Mesmo municípios que já tinham dado destino adequado a seus detritos voltaram a descumprir a Política Nacional de Resíduos Sólidos, que previa a erradicação dos lixões até 2014. Se não surgir uma mudança rápida de rumo, diz Carlos Roberto Silva Filho, presidente da Abrelpe, o risco é de ocorrer, em breve, um colapso no sistema de limpeza urbana.
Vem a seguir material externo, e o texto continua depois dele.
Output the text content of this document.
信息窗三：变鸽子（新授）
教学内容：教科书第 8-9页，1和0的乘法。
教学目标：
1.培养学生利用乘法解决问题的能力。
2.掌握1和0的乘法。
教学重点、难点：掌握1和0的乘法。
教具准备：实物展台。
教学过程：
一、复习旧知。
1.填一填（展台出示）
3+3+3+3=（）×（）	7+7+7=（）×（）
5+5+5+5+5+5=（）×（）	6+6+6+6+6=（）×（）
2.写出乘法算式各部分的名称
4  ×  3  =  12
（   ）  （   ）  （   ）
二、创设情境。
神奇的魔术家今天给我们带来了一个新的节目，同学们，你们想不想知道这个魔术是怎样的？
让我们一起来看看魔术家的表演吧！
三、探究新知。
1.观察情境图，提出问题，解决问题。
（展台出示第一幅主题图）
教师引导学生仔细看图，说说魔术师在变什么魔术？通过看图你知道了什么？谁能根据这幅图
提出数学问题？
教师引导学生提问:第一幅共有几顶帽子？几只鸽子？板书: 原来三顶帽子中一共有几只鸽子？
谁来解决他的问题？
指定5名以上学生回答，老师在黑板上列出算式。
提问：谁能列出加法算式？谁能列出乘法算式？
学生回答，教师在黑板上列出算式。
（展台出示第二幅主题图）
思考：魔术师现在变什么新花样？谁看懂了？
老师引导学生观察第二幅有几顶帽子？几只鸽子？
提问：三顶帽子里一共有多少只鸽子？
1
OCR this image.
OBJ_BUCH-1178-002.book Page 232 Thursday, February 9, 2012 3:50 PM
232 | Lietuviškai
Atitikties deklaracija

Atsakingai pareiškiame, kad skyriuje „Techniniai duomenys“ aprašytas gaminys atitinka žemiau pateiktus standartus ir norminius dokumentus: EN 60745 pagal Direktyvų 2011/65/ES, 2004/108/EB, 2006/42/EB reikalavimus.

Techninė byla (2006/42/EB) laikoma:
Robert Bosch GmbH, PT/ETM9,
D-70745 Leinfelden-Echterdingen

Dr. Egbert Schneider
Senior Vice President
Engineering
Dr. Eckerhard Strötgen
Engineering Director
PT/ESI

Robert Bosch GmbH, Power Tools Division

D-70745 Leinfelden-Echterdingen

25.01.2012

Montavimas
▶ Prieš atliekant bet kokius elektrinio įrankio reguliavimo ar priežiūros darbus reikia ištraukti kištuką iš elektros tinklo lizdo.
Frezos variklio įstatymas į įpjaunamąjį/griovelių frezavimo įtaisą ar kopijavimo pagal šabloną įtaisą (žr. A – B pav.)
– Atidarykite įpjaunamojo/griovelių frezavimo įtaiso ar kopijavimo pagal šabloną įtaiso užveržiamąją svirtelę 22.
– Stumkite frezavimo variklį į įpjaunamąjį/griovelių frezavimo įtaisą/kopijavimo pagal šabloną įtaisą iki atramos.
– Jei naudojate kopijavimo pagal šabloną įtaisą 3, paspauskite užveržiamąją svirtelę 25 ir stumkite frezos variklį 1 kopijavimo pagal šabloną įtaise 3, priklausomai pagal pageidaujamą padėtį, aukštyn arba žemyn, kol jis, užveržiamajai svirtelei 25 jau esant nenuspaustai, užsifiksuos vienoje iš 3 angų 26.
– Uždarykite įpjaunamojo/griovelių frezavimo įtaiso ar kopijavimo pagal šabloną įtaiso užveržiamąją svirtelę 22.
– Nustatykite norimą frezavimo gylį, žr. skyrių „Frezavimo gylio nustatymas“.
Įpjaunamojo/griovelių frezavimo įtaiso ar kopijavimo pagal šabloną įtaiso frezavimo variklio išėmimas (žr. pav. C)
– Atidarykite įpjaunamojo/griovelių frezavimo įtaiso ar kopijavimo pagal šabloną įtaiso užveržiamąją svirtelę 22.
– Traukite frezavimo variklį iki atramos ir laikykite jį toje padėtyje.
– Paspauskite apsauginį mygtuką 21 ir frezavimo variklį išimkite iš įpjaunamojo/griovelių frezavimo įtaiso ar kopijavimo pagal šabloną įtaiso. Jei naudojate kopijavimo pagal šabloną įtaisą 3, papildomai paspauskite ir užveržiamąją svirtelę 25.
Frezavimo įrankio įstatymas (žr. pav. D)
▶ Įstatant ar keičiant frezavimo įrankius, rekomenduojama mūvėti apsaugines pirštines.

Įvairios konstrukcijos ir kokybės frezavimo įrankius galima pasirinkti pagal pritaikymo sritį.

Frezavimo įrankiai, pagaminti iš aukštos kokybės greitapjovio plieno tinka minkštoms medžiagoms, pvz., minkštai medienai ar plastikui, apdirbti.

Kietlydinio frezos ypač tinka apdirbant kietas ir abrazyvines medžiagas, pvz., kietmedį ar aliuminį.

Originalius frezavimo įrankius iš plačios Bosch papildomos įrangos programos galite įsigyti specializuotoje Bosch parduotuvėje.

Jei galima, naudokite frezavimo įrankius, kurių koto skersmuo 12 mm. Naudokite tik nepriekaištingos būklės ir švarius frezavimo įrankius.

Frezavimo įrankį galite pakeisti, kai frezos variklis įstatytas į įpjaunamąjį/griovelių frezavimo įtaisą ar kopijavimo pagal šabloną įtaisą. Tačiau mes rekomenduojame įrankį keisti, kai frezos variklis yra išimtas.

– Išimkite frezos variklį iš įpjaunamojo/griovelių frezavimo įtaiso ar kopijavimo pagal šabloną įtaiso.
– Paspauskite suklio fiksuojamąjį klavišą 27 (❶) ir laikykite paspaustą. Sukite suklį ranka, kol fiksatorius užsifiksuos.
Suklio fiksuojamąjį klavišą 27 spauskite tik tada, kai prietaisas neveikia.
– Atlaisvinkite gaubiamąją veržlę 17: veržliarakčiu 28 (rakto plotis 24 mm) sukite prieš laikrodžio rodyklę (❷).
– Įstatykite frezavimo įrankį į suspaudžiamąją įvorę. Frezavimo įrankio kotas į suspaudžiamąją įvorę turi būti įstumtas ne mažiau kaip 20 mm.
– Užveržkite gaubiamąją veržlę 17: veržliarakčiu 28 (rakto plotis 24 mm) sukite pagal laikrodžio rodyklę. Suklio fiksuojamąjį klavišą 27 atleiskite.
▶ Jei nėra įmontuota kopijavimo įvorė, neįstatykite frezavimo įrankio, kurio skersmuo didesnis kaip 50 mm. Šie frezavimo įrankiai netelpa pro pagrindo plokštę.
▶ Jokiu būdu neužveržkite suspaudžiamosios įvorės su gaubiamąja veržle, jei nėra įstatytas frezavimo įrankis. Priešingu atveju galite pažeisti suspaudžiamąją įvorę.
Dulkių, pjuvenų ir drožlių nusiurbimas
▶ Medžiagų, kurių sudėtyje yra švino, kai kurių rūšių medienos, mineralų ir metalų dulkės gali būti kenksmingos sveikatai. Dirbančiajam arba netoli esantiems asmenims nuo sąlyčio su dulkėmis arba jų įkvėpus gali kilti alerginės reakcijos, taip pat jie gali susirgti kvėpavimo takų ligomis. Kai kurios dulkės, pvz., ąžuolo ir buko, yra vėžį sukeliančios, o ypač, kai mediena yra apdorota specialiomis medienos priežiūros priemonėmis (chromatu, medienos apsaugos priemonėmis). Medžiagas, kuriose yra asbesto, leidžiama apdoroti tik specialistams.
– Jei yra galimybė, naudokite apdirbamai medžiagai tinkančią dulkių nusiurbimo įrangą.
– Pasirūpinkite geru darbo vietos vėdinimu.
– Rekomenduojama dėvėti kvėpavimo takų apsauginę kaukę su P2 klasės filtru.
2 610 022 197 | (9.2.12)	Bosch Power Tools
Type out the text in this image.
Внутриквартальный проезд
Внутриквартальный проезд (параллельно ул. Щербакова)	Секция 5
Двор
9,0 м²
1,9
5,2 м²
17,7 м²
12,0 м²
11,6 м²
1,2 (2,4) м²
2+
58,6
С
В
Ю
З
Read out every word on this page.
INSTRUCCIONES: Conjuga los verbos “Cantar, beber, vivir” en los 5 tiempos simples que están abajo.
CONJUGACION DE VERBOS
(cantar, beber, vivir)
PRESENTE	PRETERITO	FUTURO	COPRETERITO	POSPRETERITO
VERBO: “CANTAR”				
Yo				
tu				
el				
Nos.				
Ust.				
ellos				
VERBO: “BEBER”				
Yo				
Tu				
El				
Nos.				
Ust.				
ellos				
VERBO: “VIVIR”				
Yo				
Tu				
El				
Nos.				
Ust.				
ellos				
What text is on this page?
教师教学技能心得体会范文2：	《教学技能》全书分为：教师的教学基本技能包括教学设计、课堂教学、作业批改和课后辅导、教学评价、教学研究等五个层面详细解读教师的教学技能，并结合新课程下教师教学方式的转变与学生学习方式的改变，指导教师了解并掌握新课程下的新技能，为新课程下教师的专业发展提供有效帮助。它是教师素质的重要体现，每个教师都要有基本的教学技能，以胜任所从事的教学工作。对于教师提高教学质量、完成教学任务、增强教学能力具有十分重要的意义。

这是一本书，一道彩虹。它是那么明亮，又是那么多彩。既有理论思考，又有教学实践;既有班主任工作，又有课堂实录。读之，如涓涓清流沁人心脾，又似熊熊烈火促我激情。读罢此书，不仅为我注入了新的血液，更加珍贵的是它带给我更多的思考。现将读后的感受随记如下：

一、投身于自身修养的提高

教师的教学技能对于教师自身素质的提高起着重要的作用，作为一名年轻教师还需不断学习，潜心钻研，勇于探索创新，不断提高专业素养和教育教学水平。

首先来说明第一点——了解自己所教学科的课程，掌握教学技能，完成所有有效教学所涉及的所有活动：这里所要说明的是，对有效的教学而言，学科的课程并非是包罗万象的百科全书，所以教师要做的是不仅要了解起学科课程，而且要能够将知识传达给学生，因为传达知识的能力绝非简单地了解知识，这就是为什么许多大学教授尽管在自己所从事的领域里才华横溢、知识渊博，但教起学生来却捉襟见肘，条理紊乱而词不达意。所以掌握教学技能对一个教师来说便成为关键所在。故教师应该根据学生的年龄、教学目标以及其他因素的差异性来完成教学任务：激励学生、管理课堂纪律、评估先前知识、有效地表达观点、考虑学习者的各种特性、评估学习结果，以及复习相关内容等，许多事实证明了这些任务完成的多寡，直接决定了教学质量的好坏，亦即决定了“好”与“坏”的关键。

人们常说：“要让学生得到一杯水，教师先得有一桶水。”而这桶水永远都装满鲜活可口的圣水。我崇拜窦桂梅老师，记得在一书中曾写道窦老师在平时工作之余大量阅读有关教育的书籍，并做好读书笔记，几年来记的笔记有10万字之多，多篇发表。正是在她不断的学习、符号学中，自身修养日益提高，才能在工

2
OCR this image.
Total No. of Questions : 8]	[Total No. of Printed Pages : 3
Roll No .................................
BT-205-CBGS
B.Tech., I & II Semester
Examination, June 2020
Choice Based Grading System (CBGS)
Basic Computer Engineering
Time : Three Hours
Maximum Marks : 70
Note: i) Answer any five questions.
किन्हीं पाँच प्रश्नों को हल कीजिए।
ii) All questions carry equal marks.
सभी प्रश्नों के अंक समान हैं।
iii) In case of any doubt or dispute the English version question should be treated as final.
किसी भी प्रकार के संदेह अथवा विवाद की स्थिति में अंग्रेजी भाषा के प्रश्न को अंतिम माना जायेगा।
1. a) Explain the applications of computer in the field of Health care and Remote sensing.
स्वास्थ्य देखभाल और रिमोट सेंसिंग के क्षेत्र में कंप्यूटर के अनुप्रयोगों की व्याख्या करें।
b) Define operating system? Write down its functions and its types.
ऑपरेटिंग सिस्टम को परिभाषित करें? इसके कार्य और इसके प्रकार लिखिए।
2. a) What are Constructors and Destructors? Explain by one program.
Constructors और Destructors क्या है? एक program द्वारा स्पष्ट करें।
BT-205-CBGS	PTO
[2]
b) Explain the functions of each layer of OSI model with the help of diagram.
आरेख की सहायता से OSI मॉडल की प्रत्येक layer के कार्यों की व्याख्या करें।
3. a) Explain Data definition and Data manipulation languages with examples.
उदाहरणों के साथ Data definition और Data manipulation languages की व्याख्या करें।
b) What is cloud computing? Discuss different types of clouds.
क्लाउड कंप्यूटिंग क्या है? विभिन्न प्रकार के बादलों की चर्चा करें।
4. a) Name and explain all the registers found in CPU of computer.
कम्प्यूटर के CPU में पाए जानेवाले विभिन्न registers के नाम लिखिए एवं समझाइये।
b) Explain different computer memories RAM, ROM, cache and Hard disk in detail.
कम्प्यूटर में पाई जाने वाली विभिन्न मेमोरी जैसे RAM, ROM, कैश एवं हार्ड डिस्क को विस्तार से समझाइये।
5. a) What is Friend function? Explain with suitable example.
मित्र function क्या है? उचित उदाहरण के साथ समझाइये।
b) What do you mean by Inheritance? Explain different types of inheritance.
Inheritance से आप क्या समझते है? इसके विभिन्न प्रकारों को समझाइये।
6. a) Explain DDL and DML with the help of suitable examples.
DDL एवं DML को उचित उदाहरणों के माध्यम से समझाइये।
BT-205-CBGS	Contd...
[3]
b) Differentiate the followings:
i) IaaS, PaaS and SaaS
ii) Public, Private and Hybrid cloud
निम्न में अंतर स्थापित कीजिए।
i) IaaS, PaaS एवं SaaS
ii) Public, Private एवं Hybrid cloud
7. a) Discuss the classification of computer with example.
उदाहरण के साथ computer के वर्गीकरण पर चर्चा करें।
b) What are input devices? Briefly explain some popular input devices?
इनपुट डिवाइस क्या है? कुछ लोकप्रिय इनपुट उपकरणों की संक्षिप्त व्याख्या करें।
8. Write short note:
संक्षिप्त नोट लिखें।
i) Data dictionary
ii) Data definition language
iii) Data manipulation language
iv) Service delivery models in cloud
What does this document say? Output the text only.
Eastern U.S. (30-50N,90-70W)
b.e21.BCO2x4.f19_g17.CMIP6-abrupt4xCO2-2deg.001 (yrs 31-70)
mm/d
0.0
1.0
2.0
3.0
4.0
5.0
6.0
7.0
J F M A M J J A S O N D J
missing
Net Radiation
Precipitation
Quase sempre a justificativa tem sido o atoleiro financeiro no qual os municípios afundaram. Muitos pararam de avançar nos planos de encerrar seus lixões. Outros, apesar de terem aterros sanitários licenciados em suas regiões, vêm optando pelo descarte irregular, em nome de uma suposta economia. Assim, persistem casos como o de Resende, na Região do Médio Paraíba: desde 2014, a cidade poderia usar o aterro sanitário de Barra Mansa, mas despeja diariamente cerca de 15 toneladas de detritos no lixão do Bairro Bulhões, onde o chorume corre livre pelo solo. Para lá também é levado o lixo de Penedo e Visconde de Mauá.
IMPACTO NA SAÚDE PÚBLICA
Vergonhosos símbolos de décadas de descaso com o meio ambiente, os lixões de Gramacho, em Duque de Caxias; de Itaóca, em São Gonçalo; e do Babi, em Belford Roxo, voltaram a funcionar, dentro de suas áreas originais ou em terrenos contíguos. O levantamento da Abrelpe identifica vazadouros que se espalham de Itaperuna, no Noroeste Fluminense, a Saquarema, Araruama e Arraial do Cabo, na Região dos Lagos, operados pelos próprios municípios ou por grupos clandestinos. Alguns, alerta a associação, constam como desativados no Instituto Estadual do Ambiente (Inea), mas aumentam a cada dia.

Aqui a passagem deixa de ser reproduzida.